Kemarin petang saya menerima kiriman sebuah buku dari Tante Moeke Mashud. Tante Mashud, yang semasa kecil sering saya sebut-sebut sebagai Zoes Moeke, menirukan ayah dan ibu saya memanggil beliau. Seperti juga pada umumnya ayah dan rekan-rekan ibu saya selalu menggunakan bahasa Belanda dalam pergaulan sehari-hari, sehingga kolega beliau selalu disebut dengan panggilan Zoes dan Bung. Tentu saja saya tetap memanggil beliau beliau dengan sebutan atau panggilan Om dan Tante Mashud.
Zoes Moeke ini adalah isteri dari Bung Mashud (almarhum), wartawan Antara, rekan ayah saya yang pernah bertugas di kantor perwakilan Antara London lebih dari 3 tahun di penghujung tahun 1950-an.
Kembali kepada buku yang saya terima dari beliau, ternyata buku tersebut adalah buku yang relatif baru terbit, berjudul : “Aku Wartawan Merdeka”, dengan kata pengantar dari Herawati Diah, yang lebih dikenal dengan Zoes Hera, isteri dari almarhum BM Diah, penggagas dan pendiri dari koran “Merdeka”.

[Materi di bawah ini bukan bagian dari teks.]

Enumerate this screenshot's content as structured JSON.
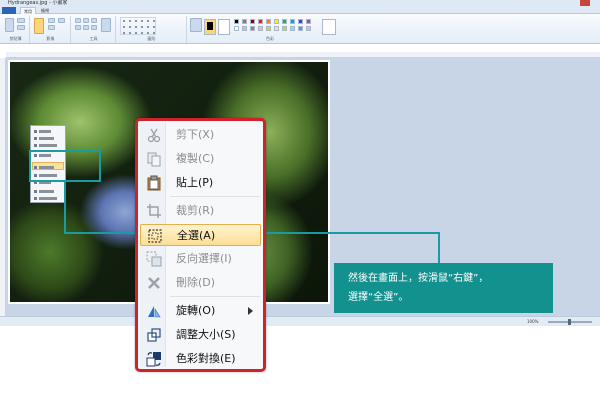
{
  "window": {
    "title": "Hydrangeas.jpg - 小畫家",
    "tabs": [
      {
        "label": "常用"
      },
      {
        "label": "檢視"
      }
    ]
  },
  "ribbon": {
    "groups": [
      {
        "label": "剪貼簿"
      },
      {
        "label": "影像"
      },
      {
        "label": "工具"
      },
      {
        "label": "圖形"
      },
      {
        "label": "色彩"
      }
    ],
    "color1_label": "色彩 1",
    "color2_label": "色彩 2",
    "edit_colors_label": "編輯色彩",
    "palette": [
      "#000000",
      "#7f7f7f",
      "#880015",
      "#ed1c24",
      "#ff7f27",
      "#fff200",
      "#22b14c",
      "#00a2e8",
      "#3f48cc",
      "#a349a4",
      "#ffffff",
      "#c3c3c3",
      "#b97a57",
      "#ffaec9",
      "#ffc90e",
      "#efe4b0",
      "#b5e61d",
      "#99d9ea",
      "#7092be",
      "#c8bfe7"
    ]
  },
  "status": {
    "position": "",
    "size": "",
    "zoom": "100%"
  },
  "context_menu": {
    "items": [
      {
        "label": "剪下(X)",
        "icon": "cut-icon",
        "enabled": false
      },
      {
        "label": "複製(C)",
        "icon": "copy-icon",
        "enabled": false
      },
      {
        "label": "貼上(P)",
        "icon": "paste-icon",
        "enabled": true
      },
      {
        "label": "裁剪(R)",
        "icon": "crop-icon",
        "enabled": false
      },
      {
        "label": "全選(A)",
        "icon": "select-all-icon",
        "enabled": true,
        "highlighted": true
      },
      {
        "label": "反向選擇(I)",
        "icon": "invert-selection-icon",
        "enabled": false
      },
      {
        "label": "刪除(D)",
        "icon": "delete-icon",
        "enabled": false
      },
      {
        "label": "旋轉(O)",
        "icon": "rotate-icon",
        "enabled": true,
        "submenu": true
      },
      {
        "label": "調整大小(S)",
        "icon": "resize-icon",
        "enabled": true
      },
      {
        "label": "色彩對換(E)",
        "icon": "invert-color-icon",
        "enabled": true
      }
    ]
  },
  "callout": {
    "text_line1": "然後在畫面上，按滑鼠“右鍵”，",
    "text_line2": "選擇“全選”。",
    "color": "#12918f"
  },
  "accent_colors": {
    "menu_frame": "#d0222b",
    "highlight": "#fbde95",
    "callout_line": "#1a9aa1"
  }
}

Saya sendiri belum sempat membaca buku tersebut secara keseluruhan, namun sekilas membaca kata pengantar Herawati Diah, ada sesuatu yang sangat menarik. Dekat bagian akhir dari kata sambutannya Herawati menceritakan hal yang sangat prinsip dari keberadaan koran Merdeka itu.
Berikut ini kutipannya :
BM Diah juga menekankan bahwa dasar penerbitan “Merdeka”, bukankah soal untung rugi, tetapi “menyajikan bacaan kepada masyarakat yang sedang berjuang mati-matian melawan penjajah, dan untuk menambah semangat”.

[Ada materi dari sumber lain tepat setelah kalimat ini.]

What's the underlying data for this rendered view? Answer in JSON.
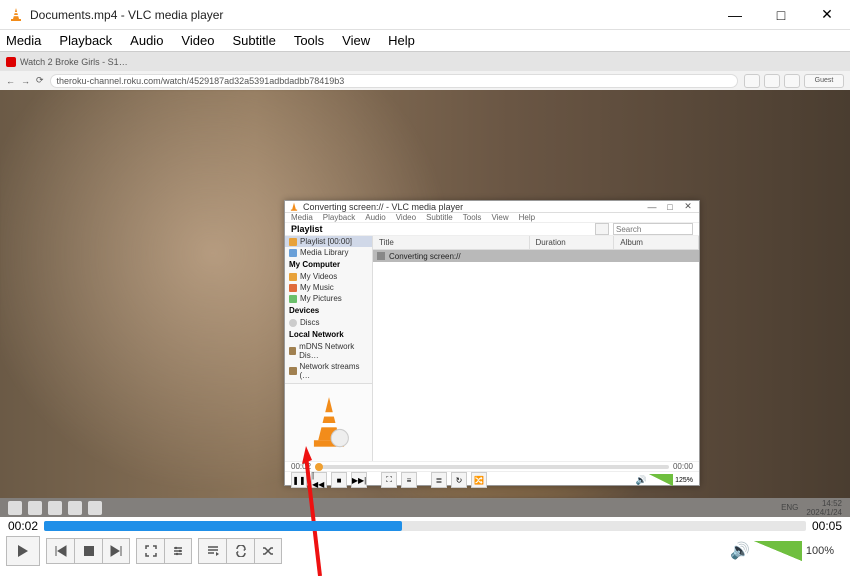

Toeti Kakiailatu, menanyakan BM Diah, kiat-kiat apa yang dipakai Merdeka sebagai suatu media perjuangan. Menurut BM Diah, kiat Merdeka ada lima hal :
Pertama, Merdeka tidak mempunyai ikatan dengan pemerintah, dengan kekuasaan negara. Maka kita bebas membuat berita, induk karangan, komentar dan lain-lain. Jika pemerintah salah – kita kritik. Jika ia correct – kita akui. Inilah proses interaksi kita dengan pemerintah.
Kedua, surat kabar ini tidak terikat dengan perusahaan – perusahaan besar atau MNC-MNC dalam soal iklan atau kepentingan – kepentingan ekonomis lainnya. Maka kita paling bebas memperjuangkan terlaksananya Pasal 33 UUD 1945 tanpa takut kehilangan klien, rekanan dan lain-lain. Kita juga bebas mengeritik praktek-praktek multinasional.
Ketiga, surat kabar ini tidak mempunyai hubungan dengan atau berafiliasi dengan kekuatan-kekuatan politik yang ada. Maka kita bebas mengikuti, menyoroti, dan mengecam baik Golkar, PPP maupun PDI. Bahkan ingin kita tegaskan disini bahwa sekalipun Merdeka tidak mempunyai kaitan, misalnya dengan PDI ataupun gerakan-gerakan nasionalis lainnya.
Keempat, Merdeka adalah benar-benar surat kabar pribumi. Baik modal, tenaga dan operasinya, semuanya bersifat Indonesia. Tidak ada modal asing, pelacuran kepentingan dengan kekuatan asing atau segi-segi a-nasionalis lainnya.
Kelima, surat kabar ini seluruhnya terikat dan memihak pada Amanat Penderitaan Rakyat, Pancasila dan cita-cita adil-makmur. Pekerjaan jurnalistik kita seluruhnya dipusatkan pada tujuan ini. Maka surat kabar ini benar-benar dicukongi Rakyat Indonesia bagi kehidupannya, kelangsungan hidupnya, dan perjuangannya.
Itulah, sekelumit kutipan dari kata pengantar Herawati Diah.
Ditengah hingar-bingar dari amburadulnya situasi saat ini, masih adakah media yang se idealis itu?
Terimakasih banyak atas bukunya Zoes , eh Tante Moeke Mashud. Salam Hormat.